Geo Week News

July 2, 2014

More is Less, Or The Dangers of Decreasing Prices

One of the most exciting aspects of this business over the past few years has been the introduction of 3D imaging into new markets that were previously ignored due to the technology being cost prohibitive. I think it’s safe to say that most of us come across something every week where we think, “They really need to be scanning that,” but realize that they are not due to the cost associated with scanning. While this drive to reduce the cost of 3D imaging is great for entering new markets, another side to this mindset was brought to my attention last week.

Ever since SmartGeoMetrics acquired the 3D-imaging division of my family company some three years ago, my father has maintained the non-3D imaging side of the business. A couple of weeks ago, he and Tom Greaves had a chance to catch up and he got a look at the DotProduct DPI-7. Having been out of the line of fire for the past 3 years he was rather impressed by the point density and taken aback by the amount of data it produced. After a few years of not keeping up with the data stream produced by the latest scanners, he found that his workstations were a bit behind. Discussing the DPI-7 with him brought into focus a couple of facts that I think we tend to minimize when it comes to introducing 3D imaging to new markets.

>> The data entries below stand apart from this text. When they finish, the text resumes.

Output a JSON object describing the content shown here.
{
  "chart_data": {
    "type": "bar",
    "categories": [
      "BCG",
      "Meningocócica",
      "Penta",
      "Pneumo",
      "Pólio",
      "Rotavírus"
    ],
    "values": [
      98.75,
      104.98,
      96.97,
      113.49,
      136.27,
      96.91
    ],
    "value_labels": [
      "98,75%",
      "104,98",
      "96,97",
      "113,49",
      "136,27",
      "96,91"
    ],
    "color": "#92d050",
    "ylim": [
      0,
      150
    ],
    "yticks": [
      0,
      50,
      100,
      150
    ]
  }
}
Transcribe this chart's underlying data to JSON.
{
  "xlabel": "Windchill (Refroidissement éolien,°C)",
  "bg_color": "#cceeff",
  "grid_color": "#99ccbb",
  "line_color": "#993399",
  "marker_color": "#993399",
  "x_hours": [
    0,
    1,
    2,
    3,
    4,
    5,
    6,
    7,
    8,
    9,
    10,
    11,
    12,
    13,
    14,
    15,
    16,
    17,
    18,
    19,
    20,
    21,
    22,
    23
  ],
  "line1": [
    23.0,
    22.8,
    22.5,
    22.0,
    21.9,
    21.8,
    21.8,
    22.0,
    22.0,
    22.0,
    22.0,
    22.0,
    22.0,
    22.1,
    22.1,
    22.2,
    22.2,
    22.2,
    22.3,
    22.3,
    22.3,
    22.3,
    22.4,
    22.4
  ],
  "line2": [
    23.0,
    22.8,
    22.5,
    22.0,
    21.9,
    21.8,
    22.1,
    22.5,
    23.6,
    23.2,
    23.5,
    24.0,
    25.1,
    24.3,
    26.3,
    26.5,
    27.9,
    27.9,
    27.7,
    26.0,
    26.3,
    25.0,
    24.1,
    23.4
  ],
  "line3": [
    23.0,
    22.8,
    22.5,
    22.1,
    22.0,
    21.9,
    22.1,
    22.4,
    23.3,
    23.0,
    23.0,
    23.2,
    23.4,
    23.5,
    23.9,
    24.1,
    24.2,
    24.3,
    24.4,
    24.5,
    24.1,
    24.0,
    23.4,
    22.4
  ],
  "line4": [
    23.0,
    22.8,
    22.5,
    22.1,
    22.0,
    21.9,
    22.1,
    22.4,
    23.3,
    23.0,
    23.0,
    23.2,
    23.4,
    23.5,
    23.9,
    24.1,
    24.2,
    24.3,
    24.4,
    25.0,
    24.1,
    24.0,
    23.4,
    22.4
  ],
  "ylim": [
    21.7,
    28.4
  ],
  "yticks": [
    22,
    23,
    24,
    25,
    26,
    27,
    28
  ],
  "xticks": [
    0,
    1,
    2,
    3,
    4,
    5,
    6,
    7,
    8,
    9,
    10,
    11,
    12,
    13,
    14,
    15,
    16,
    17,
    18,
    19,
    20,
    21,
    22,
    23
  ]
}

  • Be prepared for downstream problems. Just because you have a cost-effective solution for data capture that is within the budget of a client in a new market does not mean that all will work well. If they are not accustomed to 3D data, odds are that they will have issues with workstations that do not have video cards that support the software, or have too little RAM, and will very soon be out of hard drive space. Data transferring will be an issue, as will learning to set expectations for data processing when data capture looks so easy.
  • Unlearning takes as long as learning. We often think of ourselves as solving problems (and rightfully so!), but from the point of view of those being asked to change and learn a new methodology, we are simply replacing one set of problems with another. Don’t just consider how long it takes to learn a new way. Set aside time to unlearn the old and transfer superseded patterns.
  • Be careful what you wish for. In general, when the tools of a trade cost less, those plying that trade charge less as well. This is an interesting issue when you take a long look at our industry. I’m now collecting more than 1000 times more data per day than when I first started scanning. I’m expected to manage datasets that can run 1Gb or more per hour, and I’m charging less per day than ever before.

I’m still very excited about these new markets and all of the ways that we’ll see 3D imaging used in the future. But it can be a bit sobering to think of exactly what that means for those of us that have been in the industry for years. I often talk about land surveyors as an example of how not to approach modernization. As a land surveyor, I feel like I have the responsibility to do so. Getting less while obligating ourselves to provide more has been our bane. We pay more and more for equipment that is faster and better, all while charging less and less. That’s a hard way to make a living. I hope those of us in the 3D-imaging world find a better way to move forward.